Wie auch immer, die jüngste Eskalation von militärischen Offensiven durch eine Koalition von islamistischen Fraktionen unter dem neuen Schirm der “Armee der Eroberung” in der Region Qalamoun läßt eine Übergreifen des syrischen Konflikts auf libanesisches Territorium immer wahrscheinlicher werden.

Die inoffizielle Zahl der Toten im syrischen Krieg wird mit 200.000 angegeben, die meisten sind Zivilisten. 6,5 Millionen Zivilisten mussten ihre Häuser verlassen und ziehen im Lande umher; 3-5 Millionen Menschen sind vornehmlich in die Nachbarstaaten geflüchtet (1,5 Millionen in den Libanon).
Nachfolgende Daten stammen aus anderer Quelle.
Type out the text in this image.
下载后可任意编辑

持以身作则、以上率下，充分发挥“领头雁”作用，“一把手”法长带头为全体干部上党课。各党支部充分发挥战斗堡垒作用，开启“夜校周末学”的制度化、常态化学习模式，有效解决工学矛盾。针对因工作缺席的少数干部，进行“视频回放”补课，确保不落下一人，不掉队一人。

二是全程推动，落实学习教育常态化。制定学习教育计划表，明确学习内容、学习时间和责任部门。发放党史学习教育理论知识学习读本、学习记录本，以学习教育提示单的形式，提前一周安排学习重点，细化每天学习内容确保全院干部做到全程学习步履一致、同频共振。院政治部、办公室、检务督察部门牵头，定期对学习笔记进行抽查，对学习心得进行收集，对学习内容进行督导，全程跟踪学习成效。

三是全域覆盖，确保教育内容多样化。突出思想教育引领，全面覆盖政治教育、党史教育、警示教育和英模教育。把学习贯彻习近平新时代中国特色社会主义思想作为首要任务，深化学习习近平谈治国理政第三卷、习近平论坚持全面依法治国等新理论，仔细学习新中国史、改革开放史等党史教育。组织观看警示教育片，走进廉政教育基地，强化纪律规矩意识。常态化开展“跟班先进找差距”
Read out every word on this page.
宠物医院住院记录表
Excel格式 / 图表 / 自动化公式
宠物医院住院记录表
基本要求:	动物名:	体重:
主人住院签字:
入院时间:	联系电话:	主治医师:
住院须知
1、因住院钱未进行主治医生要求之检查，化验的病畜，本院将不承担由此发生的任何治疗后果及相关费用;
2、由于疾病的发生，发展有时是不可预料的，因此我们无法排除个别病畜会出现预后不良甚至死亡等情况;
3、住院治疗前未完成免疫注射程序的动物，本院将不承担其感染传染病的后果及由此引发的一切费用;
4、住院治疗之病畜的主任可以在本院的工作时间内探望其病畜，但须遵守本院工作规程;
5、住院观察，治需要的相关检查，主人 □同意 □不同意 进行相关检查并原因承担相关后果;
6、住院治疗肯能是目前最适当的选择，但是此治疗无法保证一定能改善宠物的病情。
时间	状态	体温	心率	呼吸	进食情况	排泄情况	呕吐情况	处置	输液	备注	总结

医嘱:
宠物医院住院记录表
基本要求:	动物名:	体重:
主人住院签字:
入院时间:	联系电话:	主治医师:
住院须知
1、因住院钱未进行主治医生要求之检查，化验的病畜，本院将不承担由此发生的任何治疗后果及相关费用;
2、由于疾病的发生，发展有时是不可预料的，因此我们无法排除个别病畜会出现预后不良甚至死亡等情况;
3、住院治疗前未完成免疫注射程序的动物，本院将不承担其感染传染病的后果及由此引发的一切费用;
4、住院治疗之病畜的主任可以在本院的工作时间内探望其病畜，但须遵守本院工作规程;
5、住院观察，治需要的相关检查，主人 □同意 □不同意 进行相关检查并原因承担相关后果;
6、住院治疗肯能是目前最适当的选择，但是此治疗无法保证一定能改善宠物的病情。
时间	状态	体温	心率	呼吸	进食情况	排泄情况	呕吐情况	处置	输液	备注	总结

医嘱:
Die Hisbollah und die Syrische Armee sind schon seit Ende 2013 in heftige Kämpfe mit den syrischen “Rebellen” und Dschihadisten (hauptsächlich von der Al Nusra Front und Ahrar El Sham) in den Bergen von Qalamoun verwickelt. Die felsigen Berge und Straßen der Gegend bilden praktisch die letzte natürliche Barriere vor Damaskus. In dieser Hinsicht könnte eine verlorene Schlacht um Qalamoun den Anfang vom Ende des Bashar El Assad bedeuten.

In einem verzweifelten Versuch, den syrischen Krieg (erfolgreich) zu Ende zu bringen, haben sich die Schuldigen (die saudischen, türkischen, katarischen, israelischen und amerikanischen Kriegstreiber) an dem grausamen Krieg und an der menschlichen Katastrophe auf dieselbe Methode geeinigt, mit der sie den Krieg begonnen haben; sie bilden islamistische Terroristen aus und bewaffnen diese.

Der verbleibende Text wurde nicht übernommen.